If you view the listeners as piranhas, you’ll grab any chance to avoid looking them in the eye. Lisa, a friendly, charming woman who had just been elected president of a large national church group, was dreading her first talk to the state leaders in her organization. She asked me if it was OK to aim her speech at the clock in the back of the church she’d be speaking in. “Surely,” I suggested, “you can find a face in the audience more friendly than the one on the clock.
In order to see people in your audience for what they are – people – master the eye-contact techniques I taught Lisa. Your listeners will see you as warmer, more influential, and well-versed in the art of communication.
Warm up.
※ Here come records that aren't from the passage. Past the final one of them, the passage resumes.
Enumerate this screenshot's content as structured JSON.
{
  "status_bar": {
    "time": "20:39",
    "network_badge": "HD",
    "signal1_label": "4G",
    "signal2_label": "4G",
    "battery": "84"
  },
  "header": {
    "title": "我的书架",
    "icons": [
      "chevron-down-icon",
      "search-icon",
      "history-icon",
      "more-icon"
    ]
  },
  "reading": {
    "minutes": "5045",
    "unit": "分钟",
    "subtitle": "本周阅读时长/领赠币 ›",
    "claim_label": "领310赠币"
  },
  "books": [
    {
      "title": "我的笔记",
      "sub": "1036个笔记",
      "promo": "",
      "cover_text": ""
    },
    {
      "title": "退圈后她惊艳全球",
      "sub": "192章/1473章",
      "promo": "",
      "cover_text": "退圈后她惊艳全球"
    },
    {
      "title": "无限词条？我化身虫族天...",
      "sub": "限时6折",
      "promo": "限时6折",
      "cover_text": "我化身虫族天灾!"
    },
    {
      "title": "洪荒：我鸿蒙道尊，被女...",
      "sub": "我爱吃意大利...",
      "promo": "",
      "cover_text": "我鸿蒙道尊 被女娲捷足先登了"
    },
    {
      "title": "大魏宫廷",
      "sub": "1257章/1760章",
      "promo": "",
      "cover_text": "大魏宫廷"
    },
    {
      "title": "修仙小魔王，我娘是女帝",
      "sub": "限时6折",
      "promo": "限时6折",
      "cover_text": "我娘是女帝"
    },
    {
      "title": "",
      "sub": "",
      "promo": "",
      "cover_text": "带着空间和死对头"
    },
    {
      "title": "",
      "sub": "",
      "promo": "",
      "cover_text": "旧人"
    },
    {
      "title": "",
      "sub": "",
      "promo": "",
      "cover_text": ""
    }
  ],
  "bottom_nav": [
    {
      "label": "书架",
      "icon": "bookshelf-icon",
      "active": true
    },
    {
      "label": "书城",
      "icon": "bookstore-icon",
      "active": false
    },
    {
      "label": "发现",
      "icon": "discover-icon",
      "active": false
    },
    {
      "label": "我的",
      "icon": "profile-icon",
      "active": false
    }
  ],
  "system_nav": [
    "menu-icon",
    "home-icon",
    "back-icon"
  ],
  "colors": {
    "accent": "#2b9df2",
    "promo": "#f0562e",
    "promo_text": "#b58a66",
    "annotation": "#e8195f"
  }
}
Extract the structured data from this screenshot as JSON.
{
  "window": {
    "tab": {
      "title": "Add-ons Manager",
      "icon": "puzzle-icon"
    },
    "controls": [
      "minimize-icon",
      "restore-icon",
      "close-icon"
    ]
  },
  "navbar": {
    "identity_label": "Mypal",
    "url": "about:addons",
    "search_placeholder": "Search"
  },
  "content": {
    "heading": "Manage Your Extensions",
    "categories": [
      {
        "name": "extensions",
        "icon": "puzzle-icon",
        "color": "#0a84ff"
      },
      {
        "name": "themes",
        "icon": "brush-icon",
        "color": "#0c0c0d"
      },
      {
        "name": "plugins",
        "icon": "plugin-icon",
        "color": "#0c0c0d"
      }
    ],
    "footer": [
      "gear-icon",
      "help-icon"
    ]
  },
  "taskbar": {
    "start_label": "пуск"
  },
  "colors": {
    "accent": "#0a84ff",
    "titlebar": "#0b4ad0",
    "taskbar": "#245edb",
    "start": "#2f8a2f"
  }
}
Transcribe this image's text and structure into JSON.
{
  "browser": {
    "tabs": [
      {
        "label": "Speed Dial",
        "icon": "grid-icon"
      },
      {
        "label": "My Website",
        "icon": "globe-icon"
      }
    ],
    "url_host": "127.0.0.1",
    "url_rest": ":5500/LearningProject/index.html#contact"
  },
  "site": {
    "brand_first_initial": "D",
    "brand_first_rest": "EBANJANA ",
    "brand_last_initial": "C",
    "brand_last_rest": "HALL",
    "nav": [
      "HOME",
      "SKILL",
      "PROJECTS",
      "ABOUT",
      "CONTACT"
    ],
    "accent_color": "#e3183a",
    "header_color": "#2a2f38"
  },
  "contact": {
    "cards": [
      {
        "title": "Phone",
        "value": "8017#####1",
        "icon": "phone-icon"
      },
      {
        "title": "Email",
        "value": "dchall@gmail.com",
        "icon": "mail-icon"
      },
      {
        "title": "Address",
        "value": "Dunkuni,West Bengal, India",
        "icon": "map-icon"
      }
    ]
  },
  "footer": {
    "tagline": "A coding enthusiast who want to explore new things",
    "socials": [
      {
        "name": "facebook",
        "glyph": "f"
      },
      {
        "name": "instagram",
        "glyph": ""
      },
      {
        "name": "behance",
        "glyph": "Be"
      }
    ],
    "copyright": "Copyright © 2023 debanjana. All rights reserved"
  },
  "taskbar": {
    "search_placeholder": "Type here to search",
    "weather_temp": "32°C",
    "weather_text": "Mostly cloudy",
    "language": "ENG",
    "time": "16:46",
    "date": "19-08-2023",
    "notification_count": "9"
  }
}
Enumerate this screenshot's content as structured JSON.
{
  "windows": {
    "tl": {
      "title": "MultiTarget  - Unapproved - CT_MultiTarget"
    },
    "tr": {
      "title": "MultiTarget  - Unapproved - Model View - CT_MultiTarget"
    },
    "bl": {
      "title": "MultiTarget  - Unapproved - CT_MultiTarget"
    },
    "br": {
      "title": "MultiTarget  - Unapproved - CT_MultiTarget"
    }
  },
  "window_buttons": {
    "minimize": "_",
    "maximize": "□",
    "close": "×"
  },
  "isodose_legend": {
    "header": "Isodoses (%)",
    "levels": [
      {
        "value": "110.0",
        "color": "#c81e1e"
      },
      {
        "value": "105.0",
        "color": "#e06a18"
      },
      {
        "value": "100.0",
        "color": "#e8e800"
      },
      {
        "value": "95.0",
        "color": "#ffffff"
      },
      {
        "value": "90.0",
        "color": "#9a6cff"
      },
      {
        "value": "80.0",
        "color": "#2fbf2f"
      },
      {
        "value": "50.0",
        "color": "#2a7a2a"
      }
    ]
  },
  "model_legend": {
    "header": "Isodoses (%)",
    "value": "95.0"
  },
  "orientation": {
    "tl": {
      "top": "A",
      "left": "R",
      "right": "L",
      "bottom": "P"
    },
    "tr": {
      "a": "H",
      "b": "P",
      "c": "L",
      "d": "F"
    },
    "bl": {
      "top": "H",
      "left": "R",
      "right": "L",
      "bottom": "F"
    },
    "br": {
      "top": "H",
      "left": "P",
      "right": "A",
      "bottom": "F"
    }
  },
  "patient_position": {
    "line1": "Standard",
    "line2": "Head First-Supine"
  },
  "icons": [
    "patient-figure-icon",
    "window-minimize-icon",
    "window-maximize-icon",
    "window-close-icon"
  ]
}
Get the good feeling of relating well to your audience by making small talk with several individuals before your talk begins. Then when all eyes are on you, you won’t be confronting a mass of strangers.
Follow the “Rule of Three.” If you’re new at public speaking, pick three specific people to focus on – one in the middle, one on the right, and one on the left of the room. These audience members will be your eye-contact landmarks as you scan the room. Be careful, though, not to look at any one person for more than about five seconds. It’s creepy being stared at by the speaker!
Do the one-minute scan. Include everyone in your audience by scanning the people in the room about once a minute while you’re talking. You will have a tendency to focus more attention on the folks directly in front of you. That’s all right, but be sure you don’t ignore those to your right and left.
Learn the art of “nose contact.” If you are speaking to a small audience (three to thirty people), it’s not necessary to look right into their eyes. Just glance at the center of a listener’s face (usually his nose). It’ll suffice.